A. Graft Immunogenicity
How does the transplant provoke an immune response? Can it be altered or genetically engineered to prevent this? These are "cutting edge" questions in demand of specific research support. A reduction of immunogenicity (the ability to provoke response) would lead to reduction in the use of drugs and all of their associated side effects.

B. Tolerogenic Regimens
The "Holy Grail" of transplantation is the ability to achieve acceptance of the transplant without drug therapy (Tolerance). Further research and clinical trials in this area are greatly needed and would potentially provide great benefits and cost savings.

C. New Biological Reagents
Development of new drugs which directly target activated cells and specific receptors are possible. Recent advances in molecular biology and immunology can be exploited to create novel biotherapeutic agents which could revolutionize transplantation. The opportunity awaits funding support.

FOOTNOTES:

(1) Chronic rejection is defined as an indolent slowly progressive loss of kidney transplant function. It occurs at any time post-transplant, but most commonly shows up at more than six months post-transplant. It is characterized in a biopsy of the transplant by obliteration of the blood vessels and gradual fibrosis of the kidney. In heart transplant, the manifestation of chronic rejection is hardening of the heart arteries called graft atherosclerosis. In liver transplants, chronic rejection is manifested by obliteration of the small bile ducts within the liver and gradual destruction of the liver transplant.
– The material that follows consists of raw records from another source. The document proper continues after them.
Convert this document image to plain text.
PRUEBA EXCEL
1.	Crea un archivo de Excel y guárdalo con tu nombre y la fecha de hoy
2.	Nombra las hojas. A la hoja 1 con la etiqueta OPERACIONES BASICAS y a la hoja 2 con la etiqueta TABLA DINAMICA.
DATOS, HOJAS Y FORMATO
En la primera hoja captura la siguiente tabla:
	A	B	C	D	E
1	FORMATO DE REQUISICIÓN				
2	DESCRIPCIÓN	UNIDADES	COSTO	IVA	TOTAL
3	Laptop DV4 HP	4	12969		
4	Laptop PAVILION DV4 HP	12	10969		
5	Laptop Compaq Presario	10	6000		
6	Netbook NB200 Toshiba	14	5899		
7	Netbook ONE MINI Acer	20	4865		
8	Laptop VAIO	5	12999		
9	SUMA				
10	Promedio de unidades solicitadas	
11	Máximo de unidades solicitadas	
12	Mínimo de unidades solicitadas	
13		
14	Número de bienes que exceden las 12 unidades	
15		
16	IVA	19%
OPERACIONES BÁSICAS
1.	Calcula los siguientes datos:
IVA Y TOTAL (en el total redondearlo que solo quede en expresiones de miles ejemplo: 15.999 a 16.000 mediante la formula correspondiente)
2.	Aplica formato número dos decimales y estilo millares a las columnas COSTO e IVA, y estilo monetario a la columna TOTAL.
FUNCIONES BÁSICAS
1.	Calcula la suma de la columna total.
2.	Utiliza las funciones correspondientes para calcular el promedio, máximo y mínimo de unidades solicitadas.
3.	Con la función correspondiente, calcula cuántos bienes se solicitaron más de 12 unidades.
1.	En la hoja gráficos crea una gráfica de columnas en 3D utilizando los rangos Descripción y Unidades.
(2) Acute transplant rejection is defined as functional and structural deterioration of the kidney transplant. This is due to the recipient's immune response to the donor. It does not include nonimmunological causes of transplant dysfunction such as injury, shock, bleeding, and technical problems. The clinical expression of rejection may include graft enlargement, tenderness fever, retention of sodium and water, decreased urine output, high blood pressure, and worsening function. The most common cause of kidney transplant dysfunction in the post-transplant time period is acute rejection. The highest incidence is in the first three months following transplant, but it can occur at any time post-transplant particularly if patients discontinue their transplant drugs. It occurs in approximately 30-50% of cadaveric transplants and 10-15% of living related transplants. It can lead to graft loss, and is expensive to treat along with the associated illness if it precipitates. the ultimate diagnosis is made on biopsy of the transplant itself. Acute rejection in heart transplant can lead to dysfunction of the heart itself with death. It is characterized, again, by a functional and anatomical disruption of cardiac function. In liver transplant, acute graft rejection is manifested by an infiltration of cells into the bile ducts of the transplant itself leading to marked jaundice and disruption of graft function. Both in cardiac and liver transplantation, acute rejection can be fatal due to the life saving nature of these grafts.